Dan Smith wrote:
DL> You call
DL> clone(CLONE_NEWPID|CLONE_NEWNS|CLONE_NEWUTS|CLONE_NEWUSER|CLONE_NEWIPC|SIGCHLD|CLONE_NEWNET)
DL> When this call fails, you 'assume' netns is not compiled in.
No, actually, I do this:
int flags = CLONE_NEWPID|CLONE_NEWNS|CLONE_NEWUTS|CLONE_NEWUSER|
CLONE_NEWIPC|SIGCHLD|extra_flags;
Where extra_flags=0 for the LXC detection and extra_flags=CLONE_NEWNET
for the NETNS detection. See the lxcCheckContainerSupport() calls in
lxcProbe() and lxcCheckNetNsSupport().
lxcCheckContainerSupport(0)
=> clone(CLONE_NEWPID|
CLONE_NEWNS|
CLONE_NEWUTS|
CLONE_NEWUSER|
CLONE_NEWIPC|
SIGCHLD);
lxcCheckNetNsSupport()
=> lxcCheckContainerSupport(CLONE_NEWNET)
=> clone(CLONE_NEWPID|
CLONE_NEWNS|
CLONE_NEWUTS|
CLONE_NEWUSER|
CLONE_NEWIPC|
SIGCHLD|CLONE_NEWNET);
Did I missed something ?
DL> In your code, you launch the ip command and if it fails with a
DL> particular exit code, you 'assume' netns is not supported. Another
DL> assumption
The ip command returns a different error code for an invalid
subcommand than for a failure of a known subcommand. That seems like
a pretty reasonable sentinel (and certainly better than scraping the
help output), IMHO.
Who told to scrap the output :)
Just verify the return code of the command.

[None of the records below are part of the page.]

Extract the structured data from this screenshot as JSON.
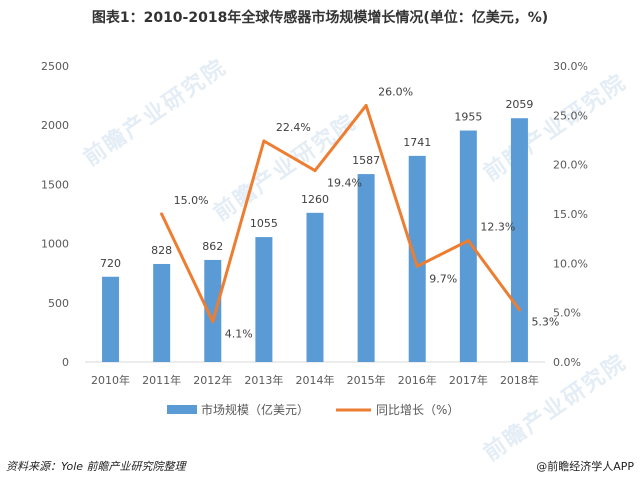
{
  "title": "图表1：2010-2018年全球传感器市场规模增长情况(单位：亿美元，%)",
  "source": "资料来源：Yole 前瞻产业研究院整理",
  "credit": "@前瞻经济学人APP",
  "watermark": "前瞻产业研究院",
  "colors": {
    "bar": "#5b9bd5",
    "line": "#ed7d31"
  },
  "chart_data": {
    "type": "bar",
    "categories": [
      "2010年",
      "2011年",
      "2012年",
      "2013年",
      "2014年",
      "2015年",
      "2016年",
      "2017年",
      "2018年"
    ],
    "series": [
      {
        "name": "市场规模（亿美元）",
        "type": "bar",
        "axis": "left",
        "values": [
          720,
          828,
          862,
          1055,
          1260,
          1587,
          1741,
          1955,
          2059
        ],
        "labels": [
          "720",
          "828",
          "862",
          "1055",
          "1260",
          "1587",
          "1741",
          "1955",
          "2059"
        ]
      },
      {
        "name": "同比增长（%）",
        "type": "line",
        "axis": "right",
        "values": [
          null,
          15.0,
          4.1,
          22.4,
          19.4,
          26.0,
          9.7,
          12.3,
          5.3
        ],
        "labels": [
          "",
          "15.0%",
          "4.1%",
          "22.4%",
          "19.4%",
          "26.0%",
          "9.7%",
          "12.3%",
          "5.3%"
        ]
      }
    ],
    "ylim": [
      0,
      2500
    ],
    "yticks": [
      "0",
      "500",
      "1000",
      "1500",
      "2000",
      "2500"
    ],
    "y2lim": [
      0,
      30
    ],
    "y2ticks": [
      "0.0%",
      "5.0%",
      "10.0%",
      "15.0%",
      "20.0%",
      "25.0%",
      "30.0%"
    ],
    "legend": "bottom",
    "grid": false
  }
}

Anyway, catching a specific return code for an unknown subcommand makes
sense for this check.
DL> ... IMHO you should rely on the package dependencies/command
DL> version. Or if you absolutely want to detect that at startup,
DL> perhaps doing "ip link help | grep netns" is more secure :)
DV has already said he'd like to see it done dynamically at the driver
probe stage. I'll let him comment on his preferred way of doing that.